In fact, this trend towards counter-productivity is far more entrenched than we may realize:
According to the Congress-led government’s own estimate, most development spending fails to reach its intended recipients. Instead it is sponged up, or siphoned off, by a vast, tumorous bureaucracy. That is why, despite India’s commitment to universal health care, water and education, only five countries have a lower portion of health spending in the public sector; over half of urban children are educated privately; and nearly all investment in irrigation is private. Under stress of tube-wells and a four-year drought, the water table in Jalaun has fallen by up to 15 metres. Despite the proximity of two great rivers, only 40% of the district is irrigated; no canal has been dug since colonial times.
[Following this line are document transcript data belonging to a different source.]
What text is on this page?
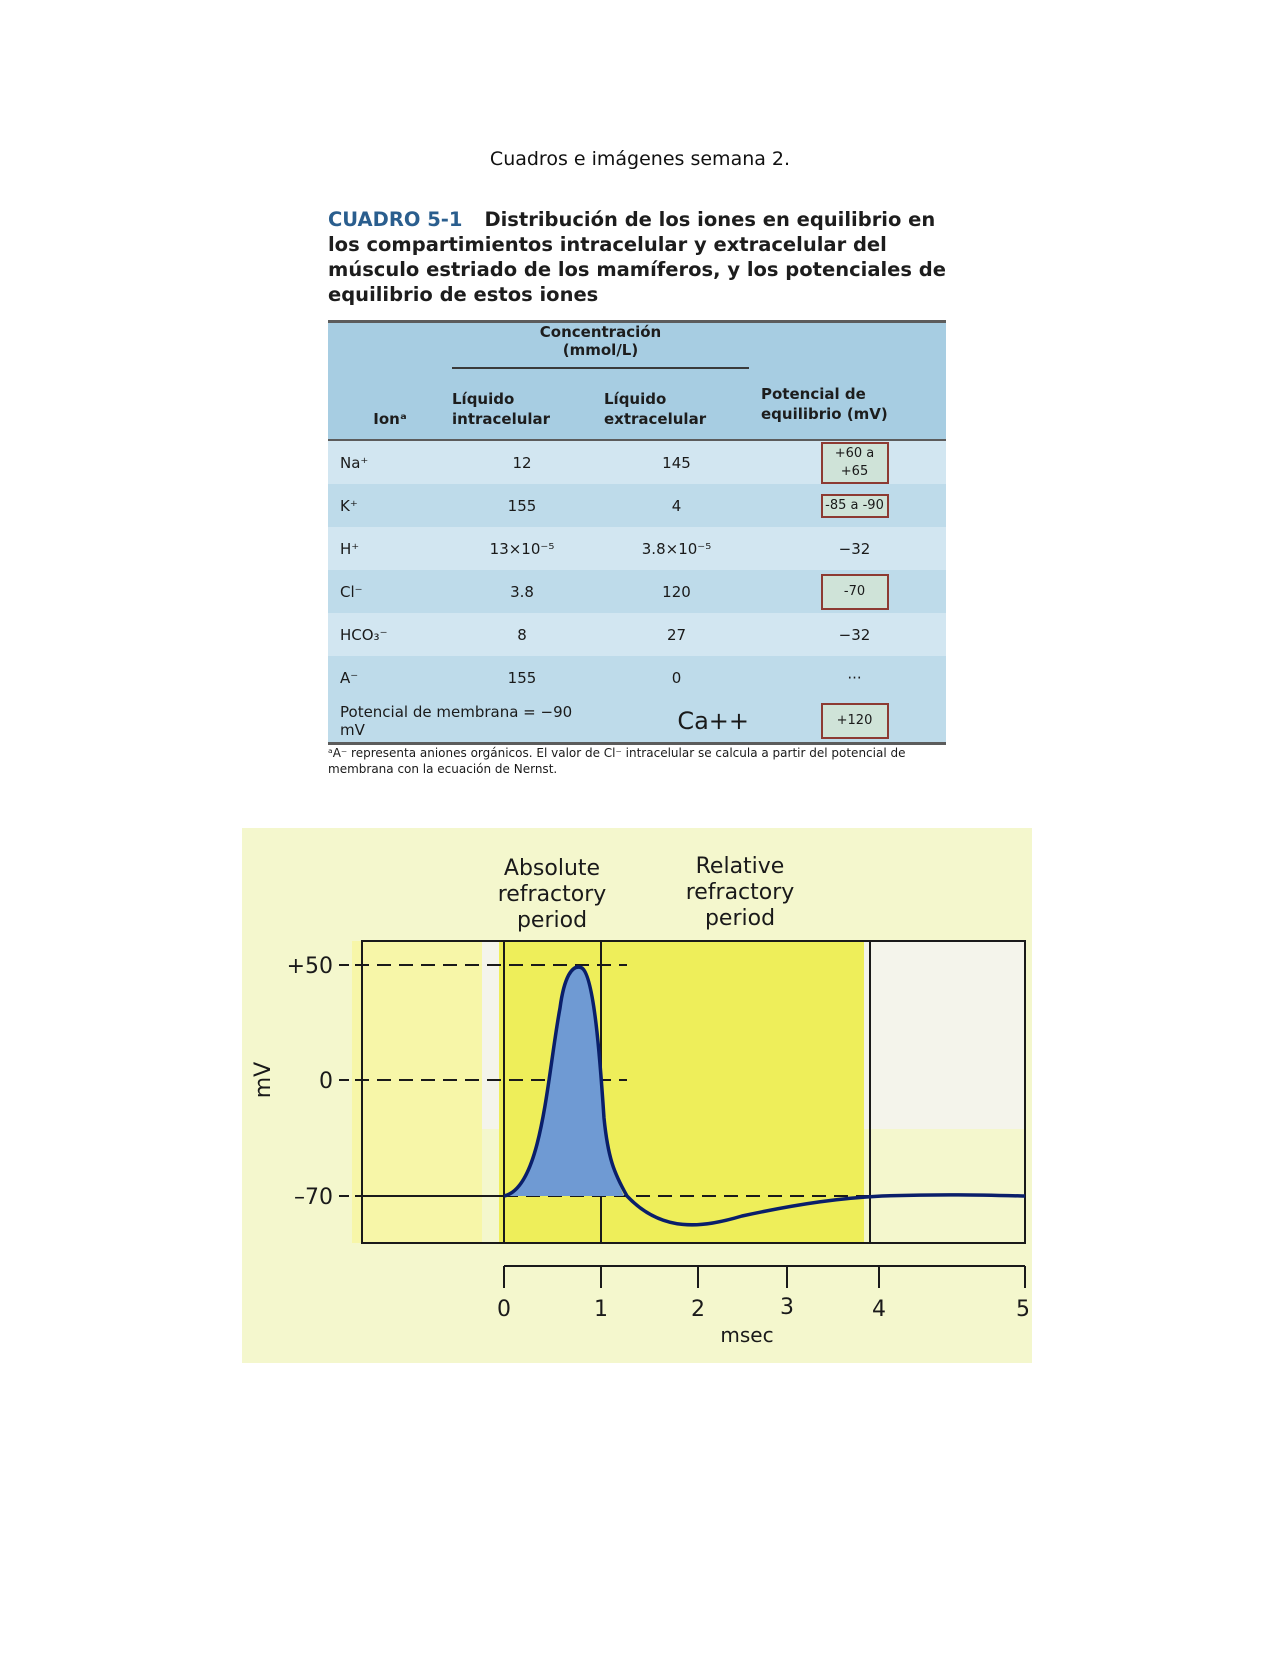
Cuadros e imágenes semana 2.
CUADRO 5-1 Distribución de los iones en equilibrio en los compartimientos intracelular y extracelular del músculo estriado de los mamíferos, y los potenciales de equilibrio de estos iones
	Concentración (mmol/L)		
Ionᵃ	Líquido intracelular	Líquido extracelular	Potencial de equilibrio (mV)
Na⁺	12	145	+60 a +65
K⁺	155	4	-85 a -90
H⁺	13×10⁻⁵	3.8×10⁻⁵	−32
Cl⁻	3.8	120	-70
HCO₃⁻	8	27	−32
A⁻	155	0	···
Potencial de membrana = −90 mV		Ca++	+120
ᵃA⁻ representa aniones orgánicos. El valor de Cl⁻ intracelular se calcula a partir del potencial de membrana con la ecuación de Nernst.
Absolute
refractory
period
Relative
refractory
period
+50
0
–70
mV
0	1	2	3	4	5
msec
Fundamentally, the Economist concludes, in order “to provide poor Indians with halfway decent services, the bureaucracy needs, root-and-branch, to be made accountable.” The article suggests a more “seismic reform”, namely in the form of a resurgence of the “16-year campaign to decentralize power from the states to local elected bodies known as panchayats, cutting out much of the bureaucratic cancer altogether.” This process of reinstating power in the hands of local governance, however, will be a lethargic one in the face of bureaucratic opposition, especially given the current state of affairs:
India’s panchayats, or local governments, are in theory responsible for managing welfare and development schemes in their district or urban area. But many are powerless. In only two states, Communist-ruled Kerala and West Bengal, have they been given control over their own budgets—with patchy success.
In order to make sizable strides in the direction of both economic growth and development, especially with respect to the poor, the Indian government must make administrative reform a priority.